Healthcare policy makers and payers require cost-effectiveness evidence to inform their treatment funding decisions. Thus, in 2008, the United Kingdom's National Institute of Health and Clinical Excellence analyzed the cost effectiveness of spinal cord stimulation (SCS) compared with conventional medical management (CMM) and with reoperation and recommended approval of SCS in selected patients with failed back surgery syndrome (FBSS). We present previously unavailable details of the National Institute of Health and Clinical Excellence analysis and an analysis of the impact on SCS cost effectiveness of rechargeable implanted pulse generators (IPGs).
We used a decision analytic model to examine the cost effectiveness of SCS versus CMM and versus reoperation in patients with FBSS. We also modeled the impact of nonrechargeable versus rechargeable IPGs.

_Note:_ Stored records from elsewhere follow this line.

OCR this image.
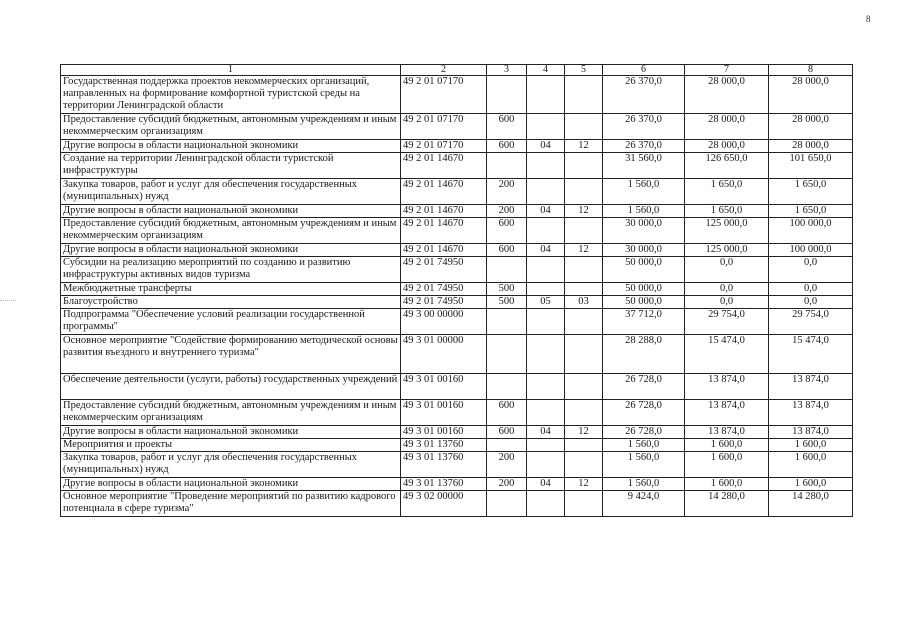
8
1	2	3	4	5	6	7	8
Государственная поддержка проектов некоммерческих организаций, направленных на формирование комфортной туристской среды на территории Ленинградской области	49 2 01 07170				26 370,0	28 000,0	28 000,0
Предоставление субсидий бюджетным, автономным учреждениям и иным некоммерческим организациям	49 2 01 07170	600			26 370,0	28 000,0	28 000,0
Другие вопросы в области национальной экономики	49 2 01 07170	600	04	12	26 370,0	28 000,0	28 000,0
Создание на территории Ленинградской области туристской инфраструктуры	49 2 01 14670				31 560,0	126 650,0	101 650,0
Закупка товаров, работ и услуг для обеспечения государственных (муниципальных) нужд	49 2 01 14670	200			1 560,0	1 650,0	1 650,0
Другие вопросы в области национальной экономики	49 2 01 14670	200	04	12	1 560,0	1 650,0	1 650,0
Предоставление субсидий бюджетным, автономным учреждениям и иным некоммерческим организациям	49 2 01 14670	600			30 000,0	125 000,0	100 000,0
Другие вопросы в области национальной экономики	49 2 01 14670	600	04	12	30 000,0	125 000,0	100 000,0
Субсидии на реализацию мероприятий по созданию и развитию инфраструктуры активных видов туризма	49 2 01 74950				50 000,0	0,0	0,0
Межбюджетные трансферты	49 2 01 74950	500			50 000,0	0,0	0,0
Благоустройство	49 2 01 74950	500	05	03	50 000,0	0,0	0,0
Подпрограмма "Обеспечение условий реализации государственной программы"	49 3 00 00000				37 712,0	29 754,0	29 754,0
Основное мероприятие "Содействие формированию методической основы развития въездного и внутреннего туризма"	49 3 01 00000				28 288,0	15 474,0	15 474,0
Обеспечение деятельности (услуги, работы) государственных учреждений	49 3 01 00160				26 728,0	13 874,0	13 874,0
Предоставление субсидий бюджетным, автономным учреждениям и иным некоммерческим организациям	49 3 01 00160	600			26 728,0	13 874,0	13 874,0
Другие вопросы в области национальной экономики	49 3 01 00160	600	04	12	26 728,0	13 874,0	13 874,0
Мероприятия и проекты	49 3 01 13760				1 560,0	1 600,0	1 600,0
Закупка товаров, работ и услуг для обеспечения государственных (муниципальных) нужд	49 3 01 13760	200			1 560,0	1 600,0	1 600,0
Другие вопросы в области национальной экономики	49 3 01 13760	200	04	12	1 560,0	1 600,0	1 600,0
Основное мероприятие "Проведение мероприятий по развитию кадрового потенциала в сфере туризма"	49 3 02 00000				9 424,0	14 280,0	14 280,0
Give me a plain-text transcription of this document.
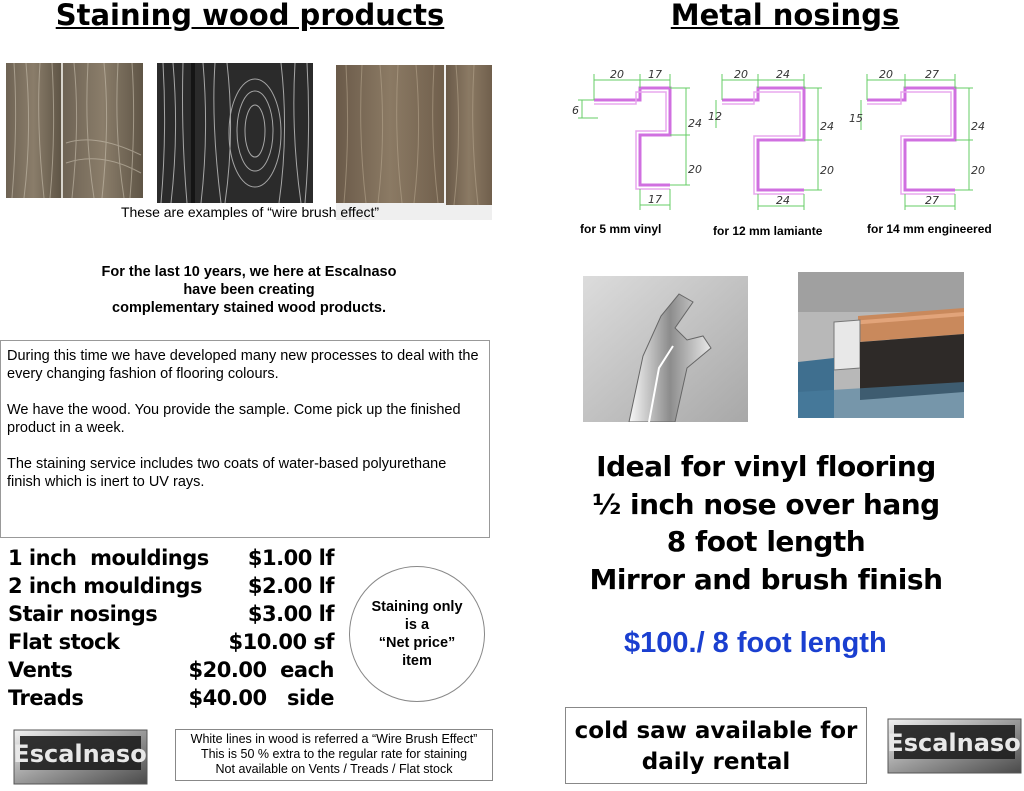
Staining wood products
These are examples of “wire brush effect”
For the last 10 years, we here at Escalnaso
have been creating
complementary stained wood products.

During this time we have developed many new processes to deal with the every changing fashion of flooring colours.

We have the wood. You provide the sample. Come pick up the finished product in a week.

The staining service includes two coats of water-based polyurethane finish which is inert to UV rays.

1 inch  mouldings $1.00 lf
2 inch mouldings $2.00 lf
Stair nosings	$3.00 lf
Flat stock	$10.00 sf
Vents	$20.00  each
Treads	$40.00   side
Staining only
is a
“Net price”
item
Escalnaso
White lines in wood is referred a “Wire Brush Effect”
This is 50 % extra to the regular rate for staining
Not available on Vents / Treads / Flat stock
Metal nosings
20 17
6
24
20
17
20	24
12
24
20
24
20	27
15
24
20
27
for 5 mm vinyl	for 12 mm lamiante	for 14 mm engineered
Ideal for vinyl flooring
½ inch nose over hang
8 foot length
Mirror and brush finish
$100./ 8 foot length
cold saw available for
daily rental
Escalnaso
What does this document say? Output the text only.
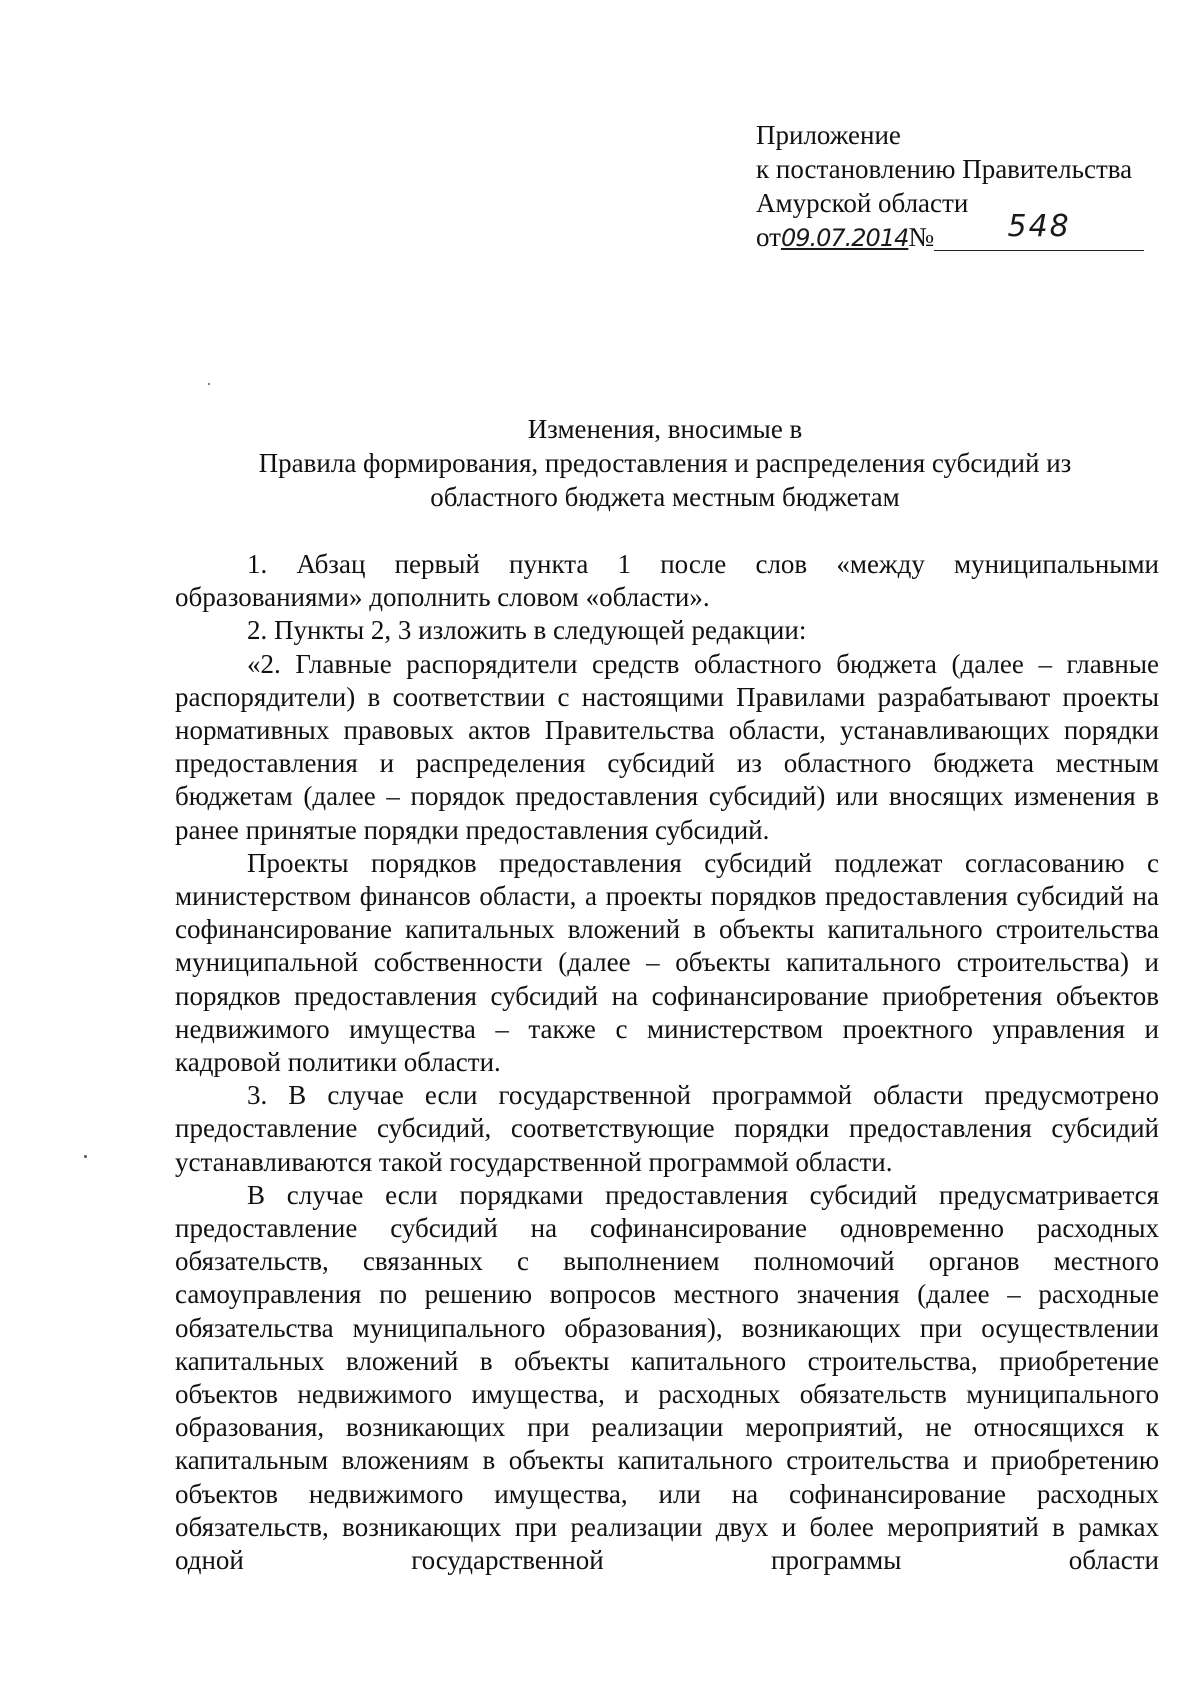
Приложение
к постановлению Правительства
Амурской области
от09.07.2014№ 548
Изменения, вносимые в
Правила формирования, предоставления и распределения субсидий из
областного бюджета местным бюджетам

1. Абзац первый пункта 1 после слов «между муниципальными образованиями» дополнить словом «области».

2. Пункты 2, 3 изложить в следующей редакции:

«2. Главные распорядители средств областного бюджета (далее – главные распорядители) в соответствии с настоящими Правилами разрабатывают проекты нормативных правовых актов Правительства области, устанавливающих порядки предоставления и распределения субсидий из областного бюджета местным бюджетам (далее – порядок предоставления субсидий) или вносящих изменения в ранее принятые порядки предоставления субсидий.

Проекты порядков предоставления субсидий подлежат согласованию с министерством финансов области, а проекты порядков предоставления субсидий на софинансирование капитальных вложений в объекты капитального строительства муниципальной собственности (далее – объекты капитального строительства) и порядков предоставления субсидий на софинансирование приобретения объектов недвижимого имущества – также с министерством проектного управления и кадровой политики области.

3. В случае если государственной программой области предусмотрено предоставление субсидий, соответствующие порядки предоставления субсидий устанавливаются такой государственной программой области.

В случае если порядками предоставления субсидий предусматривается предоставление субсидий на софинансирование одновременно расходных обязательств, связанных с выполнением полномочий органов местного самоуправления по решению вопросов местного значения (далее – расходные обязательства муниципального образования), возникающих при осуществлении капитальных вложений в объекты капитального строительства, приобретение объектов недвижимого имущества, и расходных обязательств муниципального образования, возникающих при реализации мероприятий, не относящихся к капитальным вложениям в объекты капитального строительства и приобретению объектов недвижимого имущества, или на софинансирование расходных обязательств, возникающих при реализации двух и более мероприятий в рамках одной государственной программы области
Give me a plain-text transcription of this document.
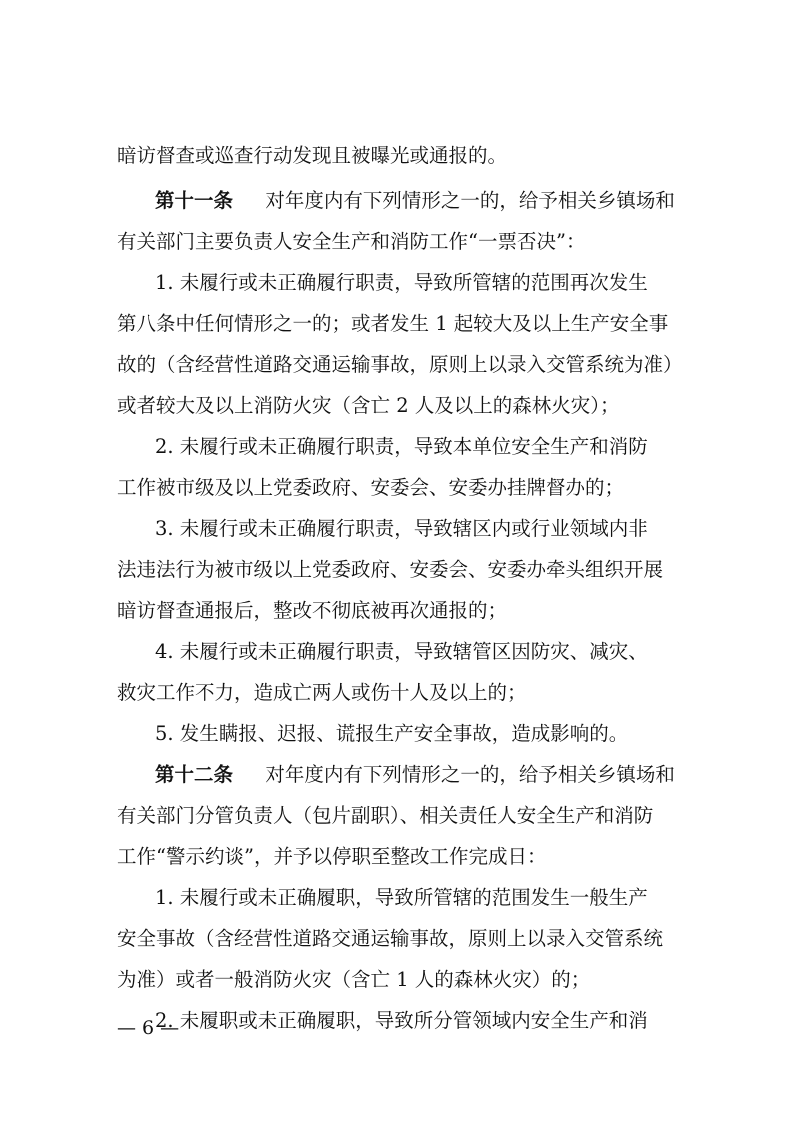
暗访督查或巡查行动发现且被曝光或通报的。
第十一条 对年度内有下列情形之一的，给予相关乡镇场和
有关部门主要负责人安全生产和消防工作“一票否决”：
1. 未履行或未正确履行职责，导致所管辖的范围再次发生
第八条中任何情形之一的；或者发生 1 起较大及以上生产安全事
故的（含经营性道路交通运输事故，原则上以录入交管系统为准）
或者较大及以上消防火灾（含亡 2 人及以上的森林火灾）；
2. 未履行或未正确履行职责，导致本单位安全生产和消防
工作被市级及以上党委政府、安委会、安委办挂牌督办的；
3. 未履行或未正确履行职责，导致辖区内或行业领域内非
法违法行为被市级以上党委政府、安委会、安委办牵头组织开展
暗访督查通报后，整改不彻底被再次通报的；
4. 未履行或未正确履行职责，导致辖管区因防灾、减灾、
救灾工作不力，造成亡两人或伤十人及以上的；
5. 发生瞒报、迟报、谎报生产安全事故，造成影响的。
第十二条 对年度内有下列情形之一的，给予相关乡镇场和
有关部门分管负责人（包片副职）、相关责任人安全生产和消防
工作“警示约谈”，并予以停职至整改工作完成日：
1. 未履行或未正确履职，导致所管辖的范围发生一般生产
安全事故（含经营性道路交通运输事故，原则上以录入交管系统
为准）或者一般消防火灾（含亡 1 人的森林火灾）的；
2. 未履职或未正确履职，导致所分管领域内安全生产和消
— 6 —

The incremental cost-effectiveness of SCS compared with CMM was £5624 per quality-adjusted life year, with 89% probability that SCS is cost effective at a willingness to pay threshold of £20,000. Compared with reoperation, the incremental cost-effectiveness of SCS was £6392 per quality-adjusted life year, with 82% probability of cost-effectiveness at the £20,000 threshold. When the longevity of an IPG is 4 years or less, a rechargeable (and initially more expensive) IPG is more cost-effective than a nonrechargeable IPG.
In selected patients with FBSS, SCS is cost effective both as an adjunct to CMM and as an alternative to reoperation. Despite their initial increased expense, rechargeable IPGs should be considered when IPG longevity is likely to be short.